大企業から中小企業へ、段階的な市場攻略
現在のeMotion Fleetの主要顧客は大企業が中心だ。特に東証プライム上場企業は、そのほとんどが2030年までのCO2削減目標を掲げており、残り5年という期限を前に危機感を持つ企業が多いという。大企業ではコンサルティングサービスから始まり、一つの営業所で実証後、他拠点に展開されていくケースが多いという。
一方、同社が将来的に展開を目指す主な対象は中小企業だと白木氏は説明する。
「物流、バスやタクシーの運行会社など、物と人を運ぶ事業者の95%以上は100台未満の車両を保有する中小事業者です。脱炭素化の波は必ず来ますが、CO2削減という理想論だけでは響きません。EVのほうが維持費を含めて安くなるという経済性をセットで示す必要があります」(白木氏)
ただし、中小事業者は全国に分散しており、一社一社への直接営業は効率が悪い。そこで同社は販売パートナー戦略を展開。2025年4月には常陽銀行のアクセラレーションプログラムに採択されるなど、北関東3県の取引先への脱炭素化提案を進めているほか、リース会社や電力会社とも連携。地域密着型のネットワークを活用することで、人員を増やすことなく効率的な案件獲得を実現している。
この戦略を後押ししているのが、大企業の脱炭素化要請による波及効果だ。大手運送会社では委託先の脱炭素化も求められる「Scope3」への対応が必要となり、そうした企業からの紹介による案件が増加している。元請けや荷主からのいわゆる「グリーン物流」への要請も相まって、対応しなければ“選ばれない時代”への危機感を持つ中小事業者が増えている。
「社内にEVの専門知識を持つ人材がいない」。そうした中小事業者にとって、導入から運用まで包括的に支援するワンストップサービスへのニーズが高まっているのが現状だ。
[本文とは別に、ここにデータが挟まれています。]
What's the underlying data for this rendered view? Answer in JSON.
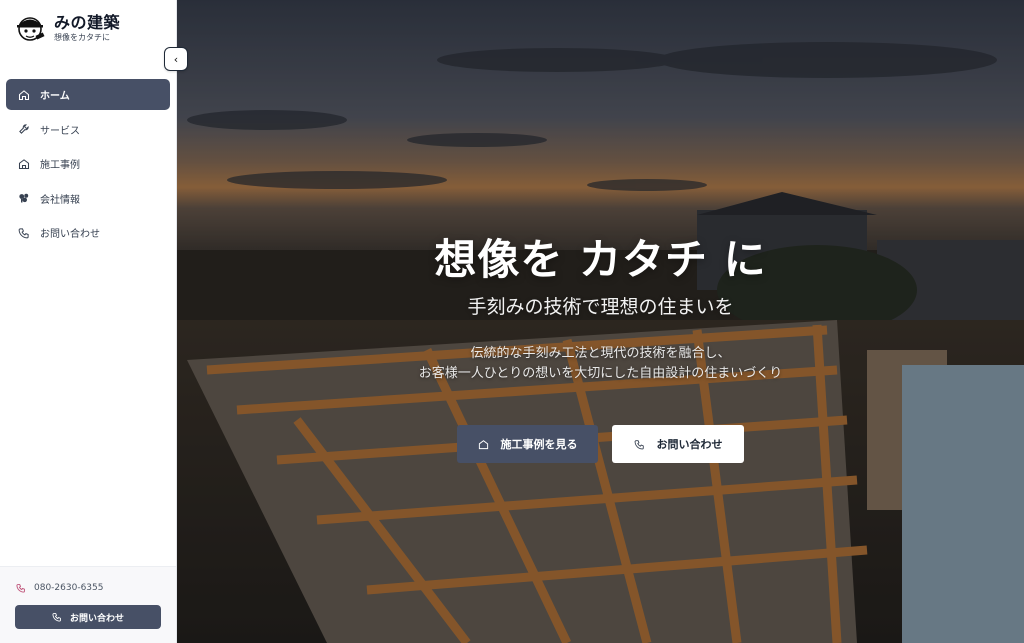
{
  "brand": {
    "name": "みの建築",
    "tagline": "想像をカタチに"
  },
  "nav": [
    {
      "label": "ホーム",
      "icon": "home-icon",
      "active": true
    },
    {
      "label": "サービス",
      "icon": "wrench-icon"
    },
    {
      "label": "施工事例",
      "icon": "house-icon"
    },
    {
      "label": "会社情報",
      "icon": "building-icon"
    },
    {
      "label": "お問い合わせ",
      "icon": "phone-icon"
    }
  ],
  "footer": {
    "phone": "080-2630-6355",
    "contact_label": "お問い合わせ"
  },
  "hero": {
    "title": "想像を カタチ に",
    "subtitle": "手刻みの技術で理想の住まいを",
    "desc_line1": "伝統的な手刻み工法と現代の技術を融合し、",
    "desc_line2": "お客様一人ひとりの想いを大切にした自由設計の住まいづくり",
    "primary_button": "施工事例を見る",
    "secondary_button": "お問い合わせ"
  },
  "colors": {
    "accent": "#475066",
    "sidebar_bg": "#ffffff",
    "phone_icon": "#c0567b"
  }
}
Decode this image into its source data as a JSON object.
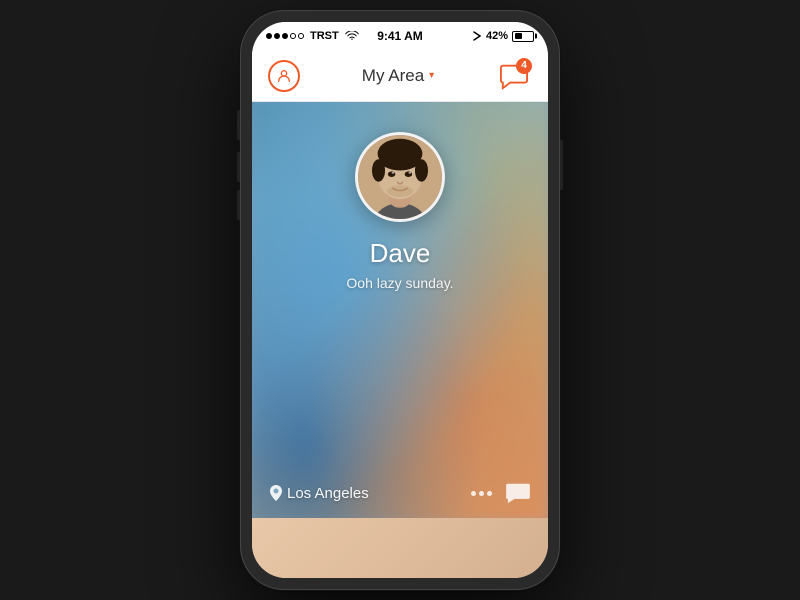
{
  "statusBar": {
    "signal": {
      "filled": 3,
      "empty": 2
    },
    "carrier": "TRST",
    "time": "9:41 AM",
    "bluetooth": "42%"
  },
  "navBar": {
    "title": "My Area",
    "chatBadge": "4"
  },
  "profile": {
    "name": "Dave",
    "status": "Ooh lazy sunday.",
    "location": "Los Angeles"
  },
  "icons": {
    "chevron": "▾",
    "locationPin": "📍",
    "chatBubble": "💬"
  }
}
「2万台超の商用EV導入実績」という国内に例のない強み
eMotion Fleetの最大の強みは、 創業者2人が前職時代を含めて、累計2万3000台以上のEV導入・運用実績を持つことだ。日本のEV普及率がおよそ2%という現状では、これほどの規模で商用EV導入を経験した人材は極めて少ない。

「まだ日本は黎明期なので、EVを少しずつ導入している事例はありますが、数万台という規模で運用されている事例はほぼありません。私たちは導入から運用までの肌感覚があるため、プロダクト開発の際も導入先の現場の目線で、どういう情報をどう見るべきかが経験値からわかっていました」(デニス氏)
この現場感覚に基づくプロダクト開発により、同社は導入先企業にとって真に必要な機能に特化したソリューションを提供しているという。
さらにeMotion Fleetは、「商用EVにまつわるプロ集団」として組織を構築。自動車業界出身者やコンサルティング業界、商社出身者など多様なバックグラウンドを持つグローバル人材が加わり、エンジニアチームの会議は英語で行われている。
こうした専門性が同社の機動力を生み出し、顧客からの信頼獲得に直結している。実際、「(顧客からは)『何を聞いてもその場で即座に答えてもらえる』という評価を得ている」と白木氏は話す。